Okay, but what about the odor problem? True, urine does stink and it gets worse the longer it sits around in an open container. But there is a simple way to counter that. Humans excrete roughly a half gallon of urine a day. Urine has roughly a one to one ratio of carbon to nitrogen which is too little carbon for aerobic microbes to process and turn into a plant-usable compound. Thus the urea will convert to ammonia and give off a noxious odor. However, if you change the ratio of carbon to 25 for each 1 part of nitrogen, microbes will convert the urea to nitrate, a plant nutrient of low odor. The way to do this is to pour urine into leaves or your compost pile or alternatively, add sugar (or possibly dried or liquid molasses) at about a third cup per person per day. Now you have a nitrogen fertilizer that also provides several other nutrient elements and compounds.

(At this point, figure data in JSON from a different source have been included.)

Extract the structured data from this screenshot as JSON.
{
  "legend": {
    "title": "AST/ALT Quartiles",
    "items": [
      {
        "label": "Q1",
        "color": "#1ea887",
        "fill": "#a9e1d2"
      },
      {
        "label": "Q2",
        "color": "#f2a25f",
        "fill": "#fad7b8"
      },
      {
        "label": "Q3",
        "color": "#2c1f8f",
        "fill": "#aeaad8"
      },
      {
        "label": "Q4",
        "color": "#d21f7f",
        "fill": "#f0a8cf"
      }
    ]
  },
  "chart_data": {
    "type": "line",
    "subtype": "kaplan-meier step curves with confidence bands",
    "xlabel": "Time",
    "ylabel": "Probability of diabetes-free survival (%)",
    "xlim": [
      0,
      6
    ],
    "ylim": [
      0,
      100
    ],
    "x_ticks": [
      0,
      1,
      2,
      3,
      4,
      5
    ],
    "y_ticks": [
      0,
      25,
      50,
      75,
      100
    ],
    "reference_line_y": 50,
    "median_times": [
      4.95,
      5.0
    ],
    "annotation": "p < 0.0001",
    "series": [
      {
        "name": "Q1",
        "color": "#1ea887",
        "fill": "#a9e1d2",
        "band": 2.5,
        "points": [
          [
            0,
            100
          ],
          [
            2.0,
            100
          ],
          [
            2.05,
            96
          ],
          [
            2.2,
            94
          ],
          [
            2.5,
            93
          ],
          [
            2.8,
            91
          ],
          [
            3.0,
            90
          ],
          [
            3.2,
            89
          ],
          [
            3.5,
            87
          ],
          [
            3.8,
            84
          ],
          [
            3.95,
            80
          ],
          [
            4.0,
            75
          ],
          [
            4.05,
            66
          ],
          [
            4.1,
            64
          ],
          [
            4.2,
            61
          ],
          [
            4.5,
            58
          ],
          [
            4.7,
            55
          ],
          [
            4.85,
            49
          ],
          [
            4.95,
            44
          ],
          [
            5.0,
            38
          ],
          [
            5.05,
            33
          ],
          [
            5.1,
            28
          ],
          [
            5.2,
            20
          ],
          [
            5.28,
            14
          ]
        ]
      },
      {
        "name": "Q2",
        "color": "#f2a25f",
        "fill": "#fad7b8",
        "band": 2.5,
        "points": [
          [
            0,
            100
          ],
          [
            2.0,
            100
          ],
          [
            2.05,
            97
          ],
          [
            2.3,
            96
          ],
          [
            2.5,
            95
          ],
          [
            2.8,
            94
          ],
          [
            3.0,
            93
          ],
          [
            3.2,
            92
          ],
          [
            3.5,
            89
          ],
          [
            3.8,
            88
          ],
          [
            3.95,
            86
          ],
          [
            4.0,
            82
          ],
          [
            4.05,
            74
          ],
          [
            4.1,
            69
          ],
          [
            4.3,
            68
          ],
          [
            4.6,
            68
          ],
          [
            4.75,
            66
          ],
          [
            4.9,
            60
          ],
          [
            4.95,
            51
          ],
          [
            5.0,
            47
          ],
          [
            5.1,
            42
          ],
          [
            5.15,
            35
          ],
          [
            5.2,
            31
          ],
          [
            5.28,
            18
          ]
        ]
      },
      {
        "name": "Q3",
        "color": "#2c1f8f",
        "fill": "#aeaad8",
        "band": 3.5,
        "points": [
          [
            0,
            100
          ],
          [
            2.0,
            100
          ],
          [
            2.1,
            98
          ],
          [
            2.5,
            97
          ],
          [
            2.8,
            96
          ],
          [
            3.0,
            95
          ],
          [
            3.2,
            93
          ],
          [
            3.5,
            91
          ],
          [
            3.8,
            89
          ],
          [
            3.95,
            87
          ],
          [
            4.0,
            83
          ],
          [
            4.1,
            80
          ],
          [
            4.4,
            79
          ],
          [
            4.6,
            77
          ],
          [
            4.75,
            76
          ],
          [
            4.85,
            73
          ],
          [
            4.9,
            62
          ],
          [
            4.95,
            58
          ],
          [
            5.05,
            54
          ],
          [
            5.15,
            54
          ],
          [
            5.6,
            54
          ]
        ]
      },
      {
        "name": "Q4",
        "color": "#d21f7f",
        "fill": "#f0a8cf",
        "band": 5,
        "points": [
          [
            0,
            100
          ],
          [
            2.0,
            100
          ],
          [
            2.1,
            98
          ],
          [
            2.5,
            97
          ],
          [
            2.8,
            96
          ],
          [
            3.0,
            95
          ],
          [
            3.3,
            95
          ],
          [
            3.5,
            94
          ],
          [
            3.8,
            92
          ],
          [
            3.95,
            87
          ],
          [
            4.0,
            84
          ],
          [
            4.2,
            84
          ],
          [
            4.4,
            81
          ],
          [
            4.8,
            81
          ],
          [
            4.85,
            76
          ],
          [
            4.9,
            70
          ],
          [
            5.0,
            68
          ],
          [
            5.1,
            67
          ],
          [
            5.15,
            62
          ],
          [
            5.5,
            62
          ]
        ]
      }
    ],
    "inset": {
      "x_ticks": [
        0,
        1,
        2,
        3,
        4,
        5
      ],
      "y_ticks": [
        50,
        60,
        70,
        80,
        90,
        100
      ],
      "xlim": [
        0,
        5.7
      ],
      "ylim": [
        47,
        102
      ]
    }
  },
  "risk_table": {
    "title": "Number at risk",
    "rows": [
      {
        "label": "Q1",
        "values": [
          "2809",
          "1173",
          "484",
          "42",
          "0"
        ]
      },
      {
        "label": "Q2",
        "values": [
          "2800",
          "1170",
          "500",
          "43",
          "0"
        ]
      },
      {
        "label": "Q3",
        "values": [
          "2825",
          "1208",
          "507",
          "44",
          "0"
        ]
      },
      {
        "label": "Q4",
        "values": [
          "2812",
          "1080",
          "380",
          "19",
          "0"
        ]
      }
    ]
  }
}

In agriculture, nitrogen is the most expensive nutrient to buy. It takes giant, energy-demanding factories to make nitrogen fertilizer from petroleum or by extracting nitrogen from the air. Whereas we need great factories to split N2 gas into two single nitrogen atoms, microbes we can’t even see do this with ease every day. But just as relevant, if we get away from the NPK mentality and simply supply all the other plant nutrient elements in correct ratios, nitrogen-fixing microbes will move in and make our nitrogen for free. But then, urine is free too.
I had a particular reason to look into the make-up, properties and methods of using urine for growing plants. Usually you use it in a highly diluted state. My interest has to do with using urine in relation to the pre-charging of biochar. This actually is done routinely in countries less averse to the idea than in our phobic and irrational society. Urine works for that purpose, but does not supply the full menu of nutrients you might want to launch your biochar addition to garden or farm soils. If we fail to pre-charge, there is an initial set-back in soil fertility improvement the first year or two. Why give up that year when you can get off to a running and pro-active fertilization start with a pre-charge solution and a two week marinating stage? This is the reason I developed a special full spectrum pre-charging slurry I named Bio-Charge, which is now on sale at BLO. Let me add that biochar is an effective deodorizer and filter on many things.
In other articles I have spelled out the astounding benefits of incorporating biochar into soil. Primarily it greatly reduces fertilization and watering needs for decades. This has tremendously profound prospects for the future of our civilization, for feeding the world’s hungry and otherwise making a tremendous impact on reversing global warming. And, of course it has highly meaningful impacts on agricultural sustainability and thereby many secondary benefits environmentally for the whole planet. We could eliminate most pesticides by doing this in conjunction with mineral-augmented organic fertilization and the return of mineral nutrients from the oceans.